Tinelli's "Sing with Me" is now vying for the ratings of "The Voice Argentina," the other singing competition show watched by millions of viewers. The contestants—selected through meticulously designed auditions—repeatedly emphasize the importance of singing in their lives. We were discussing with cultural critic Pablo Gianera the halting oral expression of some writers, prodigies of the written word. He gave the example of Juan José Saer's disjointed speech, despite his exceptionally rich, subtle, and fluid prose.
I'm much more of a writer than a speaker (a colleague even tells me I'm better at writing). When I started teaching at the National University of La Plata, I clung to the handwritten script. I told my students that, in reality, I "wrote" the classes in the air. Over time, I developed more skill in telling stories aloud, trying to illuminate an idea or concept with them (without much success, I must say). The difficulty with my voice always remained.
I recently received a message that said, “If my voice sounds like the one I just heard in this WhatsApp audio, I apologize to everyone I’ve ever spoken to.” I feel the same way. I’ve always connected our lack of awareness of our own voices with our general difficulty in understanding others, and in understanding ourselves in particular. We don’t know what lies beyond the walls of the room we’re in. Therefore, we can’t be too confident in grasping more complex truths. And perhaps one of the most complex truths is, precisely, knowing oneself.
There's an anthropological lesson in human anatomy: we need others (or technological advances) to know ourselves. We can't see our own backs, not even in a mirror. The same is true of the voice, which demonstrates that it's an instrument of communication. A vehicle designed primarily to convey the meaning we're giving to words to another person. Because in spoken language, meaning depends largely on the voice.
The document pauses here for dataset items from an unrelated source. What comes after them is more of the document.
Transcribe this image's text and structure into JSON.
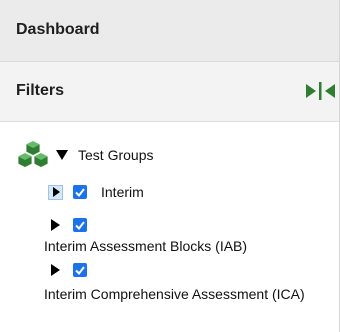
{
  "dashboard": {
    "title": "Dashboard"
  },
  "filters": {
    "title": "Filters"
  },
  "tree": {
    "root": {
      "label": "Test Groups",
      "icon": "cubes-icon",
      "expanded": true
    },
    "items": [
      {
        "label": "Interim",
        "checked": true,
        "expanded": false
      },
      {
        "label": "Interim Assessment Blocks (IAB)",
        "checked": true,
        "expanded": false
      },
      {
        "label": "Interim Comprehensive Assessment (ICA)",
        "checked": true,
        "expanded": false
      }
    ]
  },
  "colors": {
    "accent": "#1a73e8",
    "tree_icon": "#2e7d32",
    "toggle_icon": "#2e7d32",
    "header_bg": "#ebebeb",
    "filters_bg": "#f3f3f3"
  }
}
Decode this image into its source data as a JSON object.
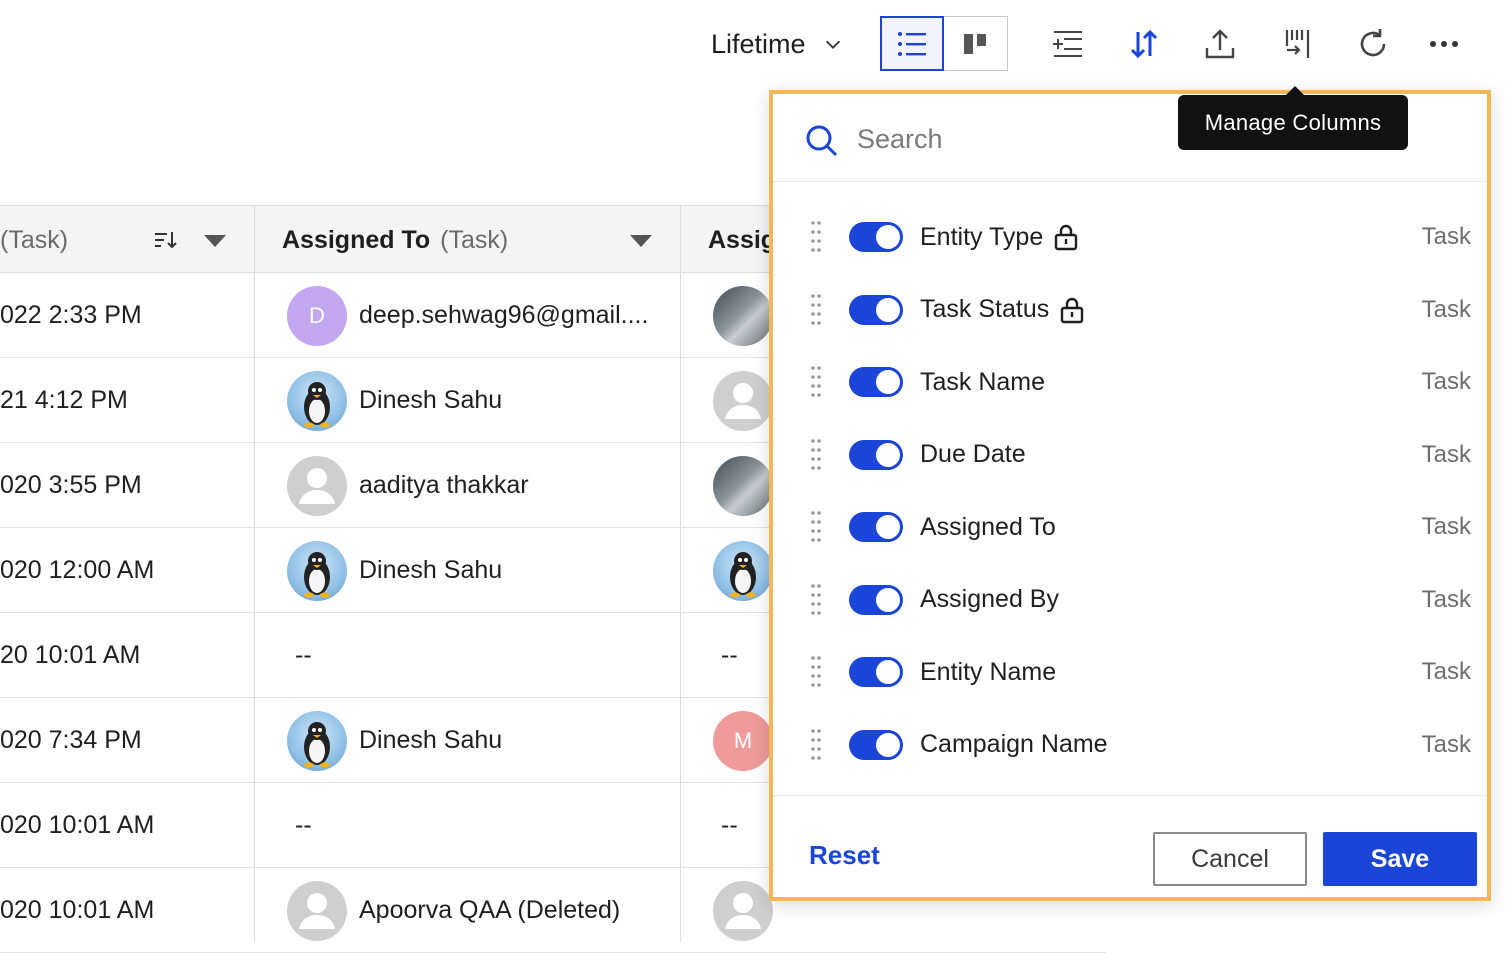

Until 2020, I would lose my voice a couple of times a year. Then, a friend suggested I see a vocal coach to improve my diction and train my voice. I found the right person on LinkedIn for this need, someone who uses their voice as a means of communication and wanted to improve it. When I started voice coaching, I didn't realize I would need it so much that year because of the pandemic. In the Zoom classes, vocal consistency became even more important. I even recorded several podcasts to complement my lessons.
The voice has this ability to travel through space and reach beyond distance, to connect us, to unite us. This explains the enduring relevance of radio and a new golden age of sound media. Since then, I've also started singing more. When I was younger, I sang quite a bit, but lately I haven't been doing it as much. Around that time, my sister asked me if I usually sang in the shower. I said no, and I realized I was putting very little musicality into my voice.
The voice is a fundamental tool for anyone involved in communication—that is, for almost everyone: teachers, politicians, leaders, actors, businesspeople. Sometimes, we place far more emphasis on written communication skills than on oral ones. And then it turns out that, in professional life, for every five times we use the spoken word in conversations or meetings, we only use the written word once.
Strictly speaking, both forms of communication complement each other because, for example, for the voice to flow naturally and harmoniously, it's necessary to have a script, a well-thought-out outline of what we're going to say. Nothing is more carefully crafted than a conversation that seems spontaneous, like in the theater. Quevedo said that for texts to be clean, for writing to flow like water, drafts need to be very dark. The same is true for spoken language. The clearer we are about what we want to say, the more naturally it unfolds.
The voice connects us to our bodies even more than writing. The performance of the voice is more physical than that of the written word. When I'm improvising in public, speaking into a microphone, my hesitations, my searches, or the emotion that uttering a word awakens in me, are quickly reflected in my voice. There is no more expressive means of personal, bodily communication. This leads us to consider the need to incorporate emotion into our conversations, in addition to discourse, rational structure, and argumentation. And emotion appears in the voice when it is authentic.
In written text, there is always a safeguard, a protection (although the written text also contains a person compressed within it). With the voice, the emotional connection is more direct, among other things because the reception of the voice recovers the register, the tone, which incorporates emotion, and which is a vehicle for transmitting physicality. This is something that young people are losing because they have fewer and fewer real-time phone calls and listen more to recorded and delayed audio. The advantage of real-time oral communication is immediate feedback. With the timbre of their voice, the listener conveys the emotional reaction they experience upon hearing what we have just said.
There are people with beautiful eyes but an unpleasant gaze, and people whose voice clashes with their eloquence. We shouldn't neglect voice training, a vital instrument of communication.